A Autoridade Nacional de Aviação Civil (ANAC) de Portugal aconselhou os viajantes afetados pelo conflito militar no Oriente Médio a confirmarem seus voos antes de partir. O órgão destacou que, caso o voo não seja cancelado, o reembolso vai depender das condições da tarifa adquirida.
Em uma atualização divulgada em seu site na quinta-feira, 5 de março, a ANAC orientou os passageiros a verificarem os sites das companhias aéreas com as quais possuem reservas, para obter informações atualizadas sobre os voos agendados.

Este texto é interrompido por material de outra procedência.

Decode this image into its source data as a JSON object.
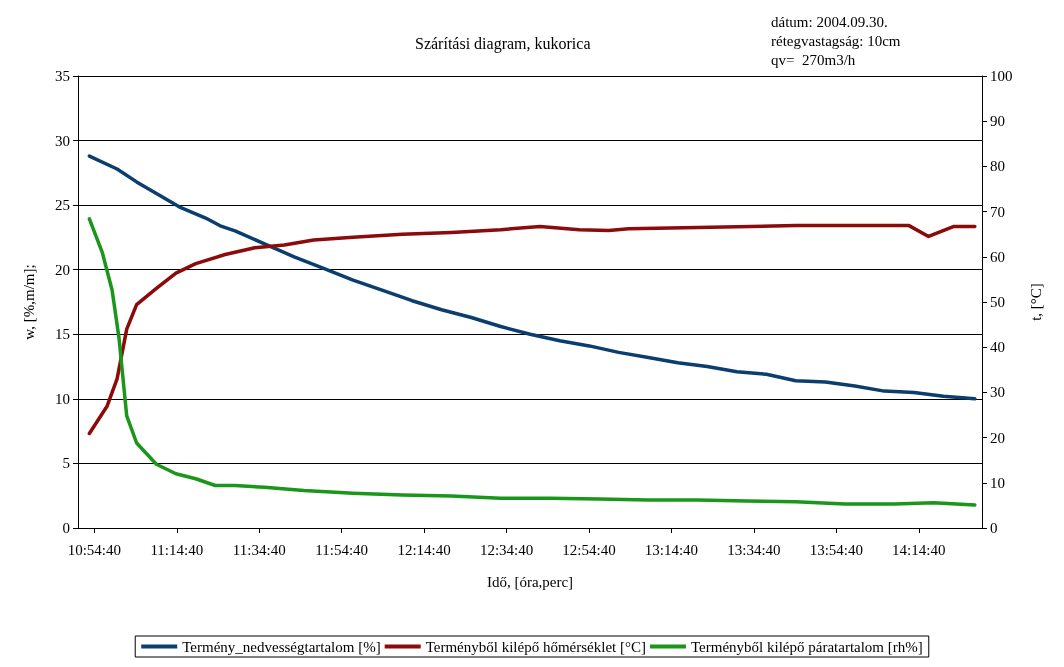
{
  "chart_data": {
    "type": "line",
    "title": "Szárítási diagram, kukorica",
    "xlabel": "Idő, [óra,perc]",
    "ylabel": "w, [%,m/m];",
    "y2label": "t, [°C]",
    "annotations": [
      "dátum: 2004.09.30.",
      "rétegvastagság: 10cm",
      "qv=  270m3/h"
    ],
    "xlim": [
      10.845,
      14.5
    ],
    "xticks": [
      {
        "value": 10.911111,
        "label": "10:54:40"
      },
      {
        "value": 11.244444,
        "label": "11:14:40"
      },
      {
        "value": 11.577778,
        "label": "11:34:40"
      },
      {
        "value": 11.911111,
        "label": "11:54:40"
      },
      {
        "value": 12.244444,
        "label": "12:14:40"
      },
      {
        "value": 12.577778,
        "label": "12:34:40"
      },
      {
        "value": 12.911111,
        "label": "12:54:40"
      },
      {
        "value": 13.244444,
        "label": "13:14:40"
      },
      {
        "value": 13.577778,
        "label": "13:34:40"
      },
      {
        "value": 13.911111,
        "label": "13:54:40"
      },
      {
        "value": 14.244444,
        "label": "14:14:40"
      }
    ],
    "ylim": [
      0,
      35
    ],
    "yticks": [
      0,
      5,
      10,
      15,
      20,
      25,
      30,
      35
    ],
    "y2lim": [
      0,
      100
    ],
    "y2ticks": [
      0,
      10,
      20,
      30,
      40,
      50,
      60,
      70,
      80,
      90,
      100
    ],
    "grid": "y",
    "legend": "bottom",
    "marker": "none",
    "line_style": "solid",
    "series": [
      {
        "name": "Termény_nedvességtartalom [%]",
        "color": "#0b3d6e",
        "x": [
          10.891,
          11.003,
          11.082,
          11.162,
          11.261,
          11.361,
          11.42,
          11.48,
          11.599,
          11.719,
          11.838,
          11.957,
          12.077,
          12.196,
          12.315,
          12.435,
          12.554,
          12.673,
          12.793,
          12.912,
          13.031,
          13.151,
          13.27,
          13.389,
          13.509,
          13.628,
          13.747,
          13.867,
          13.986,
          14.105,
          14.225,
          14.344,
          14.471
        ],
        "values": [
          28.8,
          27.8,
          26.8,
          25.9,
          24.8,
          24.0,
          23.4,
          23.0,
          22.0,
          21.0,
          20.1,
          19.2,
          18.4,
          17.6,
          16.9,
          16.3,
          15.6,
          15.0,
          14.5,
          14.1,
          13.6,
          13.2,
          12.8,
          12.5,
          12.1,
          11.9,
          11.4,
          11.3,
          11.0,
          10.6,
          10.5,
          10.2,
          10.0
        ]
      },
      {
        "name": "Terményből kilépő hőmérséklet [°C]",
        "color": "#8b0a0a",
        "axis": "y2",
        "x": [
          10.891,
          10.963,
          11.003,
          11.042,
          11.082,
          11.162,
          11.241,
          11.321,
          11.44,
          11.56,
          11.679,
          11.798,
          11.957,
          12.156,
          12.355,
          12.554,
          12.713,
          12.872,
          12.991,
          13.071,
          13.35,
          13.747,
          14.145,
          14.205,
          14.284,
          14.384,
          14.471
        ],
        "values": [
          20.9,
          27,
          33,
          44,
          49.4,
          53,
          56.4,
          58.5,
          60.5,
          62,
          62.6,
          63.7,
          64.3,
          65,
          65.4,
          66,
          66.7,
          66,
          65.8,
          66.2,
          66.5,
          66.9,
          66.9,
          66.9,
          64.5,
          66.7,
          66.7
        ]
      },
      {
        "name": "Terményből kilépő páratartalom [rh%]",
        "color": "#1a961a",
        "axis": "y2",
        "x": [
          10.891,
          10.943,
          10.983,
          11.011,
          11.042,
          11.082,
          11.162,
          11.241,
          11.321,
          11.4,
          11.48,
          11.599,
          11.758,
          11.957,
          12.156,
          12.355,
          12.554,
          12.753,
          12.952,
          13.151,
          13.35,
          13.548,
          13.747,
          13.946,
          14.145,
          14.304,
          14.471
        ],
        "values": [
          68.4,
          61,
          52.6,
          41.9,
          24.8,
          18.8,
          14.1,
          12,
          10.9,
          9.4,
          9.4,
          9,
          8.3,
          7.7,
          7.3,
          7.1,
          6.6,
          6.6,
          6.4,
          6.2,
          6.2,
          6,
          5.8,
          5.3,
          5.3,
          5.6,
          5.1
        ]
      }
    ]
  }
}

Além disso, o regulador enfatizou que, se o voo não for cancelado e o passageiro optar por não embarcar, o reembolso estará sujeito às regras da tarifa comprada.
A ANAC também aconselhou os viajantes a consultarem o site do Ministério das Relações Exteriores, que oferece orientações úteis.
A instabilidade no Oriente Médio tem causado interrupções na aviação na região, resultando no fechamento temporário de alguns aeroportos, imposição de limitações a voos e mudanças nas rotas de voos por questões de segurança, em decorrência do risco de ataques ou interceptações militares.
Nos Emirados Árabes Unidos, por exemplo, as autoridades decidiram aplicar restrições temporárias nos voos devido à insegurança no espaço aéreo regional, que se tornou instável e potencialmente perigoso para a aviação civil.
O Aeroporto Internacional do Dubai, um dos mais movimentados do mundo e principal hub do Oriente Médio, continua a operar, embora com horários limitados, priorizando voos essenciais e de repatriamento.
Recentemente, em 28 de fevereiro, os Estados Unidos e Israel realizaram um ataque militar contra o Irã que resultou na morte do líder supremo iraniano, Ali Khamenei. A liderança do país agora está sob a responsabilidade do Conselho de Liderança Iraniano.
Em retaliação, o Irã fechou o estreito de Ormuz e lançou ataques dirigidos a alvos em Israel, bases norte-americanas e outras infraestruturas na região, incluindo países como Arábia Saudita, Bahrein, Emirados Árabes Unidos, Qatar, Kuwait, Líbano, Jordânia, Omã, Iraque, Chipre e Turquia.
Desde o começo do conflito, mais de mil mortes foram registradas, a maioria entre iranianos.